Student Question
Write 3 similes or metaphors to describe a memory of a person, object, or feeling.
Quick answer:
To describe a memory using similes or metaphors, consider these examples: "The table was as green as grass," which might help you remember where you placed your car keys. Reflecting on a childhood friend, you might say, "I had a friend who was as feisty as a riled-up puppy." For a memorable event, consider, "My tenth birthday party was as loud as New Year's Eve in Times Square." These comparisons can vividly capture the essence of a memory.
Look for something you might want to remember is the first step. If you want to remember where you put your car keys, you could say that the table is as green as grass, if you have put them on a green table. Then you might remember the simile, and therefore remember where you put them!
The first thing to do is select the person, feeling or object you'd like to focus on.
For instance, if you would like to write about a pet or a friend from kindergarten, you can probably easily think of a simile to use once you have the pet or friend in mind.
"I had a friend who was as fiesty as a riled up puppy."
"My first pet was a bird with a beak as sharp as a knife."
"My tenth birthday party was as loud as New Year's Eve in Times Square."
Try to keep in mind that they metaphors and similes you write should be original and not cliche. Too many times, students try using tired old examples of figurative language. For example I could say: My bulldog Stella makes me happier than a kid in a candy store. Old and overused--right? It's more powerful for me to say:My bulldog Stella is an emotional ATM. I can always go to her for a smile. Maybe not great, but it is original.
Figurative language is actually fun to use once you start thinking in those terms. If you're working hard and getting a lot accomplished, you can say you're a machine. If you're tired at the end of a long day, you can say you feel like a wet noodle by the end of the day. Metaphors are generally stronger than similes, but both are easy to use. Good luck!
Think about your childhood and the things you did as a child. Then try to find something to compare your feelings or impressions or images to. For instance, when I was a little girl, I loved to ride my bicycle. I can remember a day when I had a terrible accident and skinned both my elbows and my knees. I might use this simile to describe how I felt:
My elbows hit the pavement and shredded like cheese in a grater.
Or think about someone you loved or who had a big influence on you as a child. For instance, my grandfather was a gruff old man whom everyone feared. I might use a simile to describe him:
He was as mean as a snake.
Or my father's face before he shaved:
His chin was as prickly as a cactus.
I hope these help.
Take suggestions from the great poets themselves. For instance, you have probably read some of Langton Hughes's poems. (Remember that with metaphors one of the elements being compared may not even be expressed.) In "Dream Deferred" the title itself is a metaphor for aspirations that a person has.
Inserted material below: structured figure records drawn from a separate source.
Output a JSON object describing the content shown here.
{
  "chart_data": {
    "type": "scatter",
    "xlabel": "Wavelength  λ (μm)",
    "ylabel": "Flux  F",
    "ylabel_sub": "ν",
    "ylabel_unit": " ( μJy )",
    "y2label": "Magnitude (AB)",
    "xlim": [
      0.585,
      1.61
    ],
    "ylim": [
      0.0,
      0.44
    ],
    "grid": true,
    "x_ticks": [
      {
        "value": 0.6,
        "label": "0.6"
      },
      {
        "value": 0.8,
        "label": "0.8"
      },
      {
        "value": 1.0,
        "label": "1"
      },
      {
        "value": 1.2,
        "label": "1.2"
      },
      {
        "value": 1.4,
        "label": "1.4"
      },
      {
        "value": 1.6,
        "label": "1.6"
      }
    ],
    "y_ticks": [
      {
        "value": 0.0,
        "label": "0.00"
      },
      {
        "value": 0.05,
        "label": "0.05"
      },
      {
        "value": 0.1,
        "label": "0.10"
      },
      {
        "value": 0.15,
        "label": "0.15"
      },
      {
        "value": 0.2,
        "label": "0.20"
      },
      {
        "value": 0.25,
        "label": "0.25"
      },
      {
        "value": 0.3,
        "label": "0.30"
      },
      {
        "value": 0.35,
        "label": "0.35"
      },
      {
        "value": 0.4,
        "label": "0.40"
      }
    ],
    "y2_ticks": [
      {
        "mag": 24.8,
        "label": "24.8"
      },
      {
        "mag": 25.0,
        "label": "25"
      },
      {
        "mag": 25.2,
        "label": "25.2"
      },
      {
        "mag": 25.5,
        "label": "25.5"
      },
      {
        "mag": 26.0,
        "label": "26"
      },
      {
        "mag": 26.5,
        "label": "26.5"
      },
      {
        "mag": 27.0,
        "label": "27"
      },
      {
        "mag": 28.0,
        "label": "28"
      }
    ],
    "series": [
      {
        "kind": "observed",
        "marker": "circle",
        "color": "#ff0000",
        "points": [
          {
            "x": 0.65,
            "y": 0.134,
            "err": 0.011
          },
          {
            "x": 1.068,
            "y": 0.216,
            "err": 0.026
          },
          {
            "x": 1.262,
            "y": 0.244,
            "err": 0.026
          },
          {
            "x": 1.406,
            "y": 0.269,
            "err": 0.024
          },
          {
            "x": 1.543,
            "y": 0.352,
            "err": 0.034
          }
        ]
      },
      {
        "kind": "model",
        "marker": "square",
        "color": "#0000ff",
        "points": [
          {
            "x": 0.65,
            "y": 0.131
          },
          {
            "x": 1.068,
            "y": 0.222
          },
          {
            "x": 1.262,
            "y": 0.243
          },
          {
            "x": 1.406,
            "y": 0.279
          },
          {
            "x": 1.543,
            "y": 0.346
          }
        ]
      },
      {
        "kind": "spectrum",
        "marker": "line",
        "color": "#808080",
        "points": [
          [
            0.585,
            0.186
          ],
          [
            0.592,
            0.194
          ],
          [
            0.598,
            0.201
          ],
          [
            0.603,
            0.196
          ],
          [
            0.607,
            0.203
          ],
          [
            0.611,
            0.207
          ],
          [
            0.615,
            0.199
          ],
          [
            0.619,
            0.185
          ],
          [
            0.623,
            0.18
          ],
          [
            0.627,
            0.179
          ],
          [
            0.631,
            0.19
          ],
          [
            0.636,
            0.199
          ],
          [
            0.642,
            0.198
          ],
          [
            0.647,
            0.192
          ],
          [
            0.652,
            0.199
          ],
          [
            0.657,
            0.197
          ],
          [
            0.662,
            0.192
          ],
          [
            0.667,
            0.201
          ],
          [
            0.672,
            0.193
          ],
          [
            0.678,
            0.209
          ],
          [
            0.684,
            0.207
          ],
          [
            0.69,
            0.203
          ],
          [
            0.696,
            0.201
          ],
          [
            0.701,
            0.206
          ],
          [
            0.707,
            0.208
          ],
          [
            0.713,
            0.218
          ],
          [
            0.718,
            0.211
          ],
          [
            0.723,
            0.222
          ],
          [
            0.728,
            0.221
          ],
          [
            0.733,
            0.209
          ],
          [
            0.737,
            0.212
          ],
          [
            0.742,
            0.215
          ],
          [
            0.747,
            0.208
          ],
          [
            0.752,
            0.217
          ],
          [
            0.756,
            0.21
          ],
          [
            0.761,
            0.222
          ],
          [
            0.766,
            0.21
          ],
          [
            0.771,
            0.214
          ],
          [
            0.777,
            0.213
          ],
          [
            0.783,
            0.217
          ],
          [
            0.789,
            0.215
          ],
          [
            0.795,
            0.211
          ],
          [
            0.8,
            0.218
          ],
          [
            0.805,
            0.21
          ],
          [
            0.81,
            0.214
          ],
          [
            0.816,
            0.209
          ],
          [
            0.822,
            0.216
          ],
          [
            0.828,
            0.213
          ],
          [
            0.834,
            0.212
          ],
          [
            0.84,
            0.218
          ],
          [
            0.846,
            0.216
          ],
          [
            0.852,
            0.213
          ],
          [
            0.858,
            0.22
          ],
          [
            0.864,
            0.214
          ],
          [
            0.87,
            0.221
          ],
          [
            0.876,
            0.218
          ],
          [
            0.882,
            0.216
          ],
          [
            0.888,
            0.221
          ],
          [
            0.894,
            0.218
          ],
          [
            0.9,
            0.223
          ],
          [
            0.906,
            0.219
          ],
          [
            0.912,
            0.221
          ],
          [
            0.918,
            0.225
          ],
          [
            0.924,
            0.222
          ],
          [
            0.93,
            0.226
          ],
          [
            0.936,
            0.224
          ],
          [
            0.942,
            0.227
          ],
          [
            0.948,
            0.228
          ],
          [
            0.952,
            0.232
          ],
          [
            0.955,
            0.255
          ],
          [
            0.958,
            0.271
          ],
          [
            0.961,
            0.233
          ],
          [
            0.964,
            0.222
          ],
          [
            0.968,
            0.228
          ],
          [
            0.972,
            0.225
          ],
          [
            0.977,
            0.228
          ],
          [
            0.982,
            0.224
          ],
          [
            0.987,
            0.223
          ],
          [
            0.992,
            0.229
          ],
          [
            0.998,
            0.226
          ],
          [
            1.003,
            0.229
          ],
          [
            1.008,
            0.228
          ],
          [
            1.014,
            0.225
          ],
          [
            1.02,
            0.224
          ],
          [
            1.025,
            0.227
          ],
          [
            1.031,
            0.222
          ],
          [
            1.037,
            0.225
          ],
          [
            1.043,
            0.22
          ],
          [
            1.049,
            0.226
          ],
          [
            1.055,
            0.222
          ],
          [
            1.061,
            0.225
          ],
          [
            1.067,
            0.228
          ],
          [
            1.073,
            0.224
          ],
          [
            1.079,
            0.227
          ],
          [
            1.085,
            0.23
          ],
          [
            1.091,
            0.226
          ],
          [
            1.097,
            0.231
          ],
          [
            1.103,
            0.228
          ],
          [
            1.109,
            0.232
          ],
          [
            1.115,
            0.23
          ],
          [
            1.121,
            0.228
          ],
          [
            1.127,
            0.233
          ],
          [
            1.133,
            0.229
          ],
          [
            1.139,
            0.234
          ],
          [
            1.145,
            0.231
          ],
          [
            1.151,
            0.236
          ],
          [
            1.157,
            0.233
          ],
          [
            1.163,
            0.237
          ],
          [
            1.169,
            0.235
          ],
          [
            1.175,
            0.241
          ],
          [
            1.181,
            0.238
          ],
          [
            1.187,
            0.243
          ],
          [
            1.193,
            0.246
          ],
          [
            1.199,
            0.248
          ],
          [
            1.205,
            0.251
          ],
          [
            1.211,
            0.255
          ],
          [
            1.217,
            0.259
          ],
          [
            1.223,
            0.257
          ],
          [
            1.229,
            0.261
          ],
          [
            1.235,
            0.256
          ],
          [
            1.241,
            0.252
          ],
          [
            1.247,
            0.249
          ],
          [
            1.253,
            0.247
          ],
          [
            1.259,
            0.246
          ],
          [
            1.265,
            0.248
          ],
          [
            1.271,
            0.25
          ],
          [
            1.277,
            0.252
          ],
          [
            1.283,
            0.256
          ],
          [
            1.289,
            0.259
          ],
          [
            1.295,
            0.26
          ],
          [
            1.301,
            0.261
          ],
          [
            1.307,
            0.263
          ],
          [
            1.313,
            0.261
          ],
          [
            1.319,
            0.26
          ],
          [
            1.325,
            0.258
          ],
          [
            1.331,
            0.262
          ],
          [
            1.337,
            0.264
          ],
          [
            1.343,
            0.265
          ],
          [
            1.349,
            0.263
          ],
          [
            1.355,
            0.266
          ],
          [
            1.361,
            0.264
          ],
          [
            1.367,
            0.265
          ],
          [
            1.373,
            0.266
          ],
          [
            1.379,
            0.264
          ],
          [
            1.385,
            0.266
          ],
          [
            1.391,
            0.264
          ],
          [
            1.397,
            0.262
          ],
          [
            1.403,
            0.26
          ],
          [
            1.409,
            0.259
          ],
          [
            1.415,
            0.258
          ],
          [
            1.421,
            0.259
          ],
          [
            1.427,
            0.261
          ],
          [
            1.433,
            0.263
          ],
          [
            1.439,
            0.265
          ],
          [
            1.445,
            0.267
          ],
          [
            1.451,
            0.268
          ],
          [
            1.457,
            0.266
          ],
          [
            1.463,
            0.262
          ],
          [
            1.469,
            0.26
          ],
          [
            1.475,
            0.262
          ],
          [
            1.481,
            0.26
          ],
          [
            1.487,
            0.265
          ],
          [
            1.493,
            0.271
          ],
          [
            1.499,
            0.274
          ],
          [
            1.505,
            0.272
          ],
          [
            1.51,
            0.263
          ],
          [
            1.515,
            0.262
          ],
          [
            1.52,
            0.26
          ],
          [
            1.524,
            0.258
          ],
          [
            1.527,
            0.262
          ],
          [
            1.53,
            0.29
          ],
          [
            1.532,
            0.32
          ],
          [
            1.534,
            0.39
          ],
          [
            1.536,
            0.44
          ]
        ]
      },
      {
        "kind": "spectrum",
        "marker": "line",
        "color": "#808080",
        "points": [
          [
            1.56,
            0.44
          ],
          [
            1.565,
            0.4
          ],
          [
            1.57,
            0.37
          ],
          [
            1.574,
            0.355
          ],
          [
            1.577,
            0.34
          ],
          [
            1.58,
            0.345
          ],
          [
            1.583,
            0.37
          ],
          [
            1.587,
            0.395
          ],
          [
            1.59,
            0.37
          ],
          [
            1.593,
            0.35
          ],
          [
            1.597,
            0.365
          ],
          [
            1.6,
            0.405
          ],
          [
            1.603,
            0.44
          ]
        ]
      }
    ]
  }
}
In William Carlos Williams's poem "The Widow's Lament in Springtime," both parts of the metaphor are expressed in the first line: "Sorrow is my own yard." As the poem continues, some of the parts of the metaphors [unstated comparisons] are not stated, such as in thiese lines:
Sorrow is my own yard/ where the new grass/flames as it has flamed/often before but not/with the cold fire/that closes round me this year.
For one more example, here is a short poem by Seamus Heaney that contains metaphor also:
His hands were warma and small and knowledgeble./When I saw them again last night, they were two ferrets/Playing all by themselves in a monlit field.
As you can see, the comparisons made are unique and intriguing. Try to think of an unusual comparison that, at the same time, points to an odd similarity. See the enotes sites on literary terms, and be creative.
Figurative language is an essential part of both poetry and daily experience. So much of what we describe is done through comparisons because they are used as frames of references. When trying to derive three similes or metaphors to describe something, I think the best way to proceed is to draw from your own experience in relating to what images pop into your mind when certain descriptors are asked. For example, being a baseball fan, I would say that beauty is, for me, Yankee Stadium. Being someone who travels, I would say discomfort is a 19 hour flight to Austraila. Being someone who loves Italian food, I would say that taste and cuisine is represented by fine pasta. These from my own experiences, and they provide personalized frames of references that can allow me to be able to compare anything to them, using them as similes and metaphors. For example, sitting at the dentist's office is like being trapped on a 19 hour flight to Australia (simile.) I think that while dinner was good, it was not like eating fresh pasta in Little Italy (simile). If I think my girlfriend is beautiful in her stature, I might feel that her beauty is reminiscent of Yankee Stadium (metaphor, and if I actually said that, she would kill me.) In any event, metaphors and similes can be created when you are able to identify things that hold meaning for you and relate them to other experiences as a method of both comparison and to highlight the events to your own personal sense of narrative.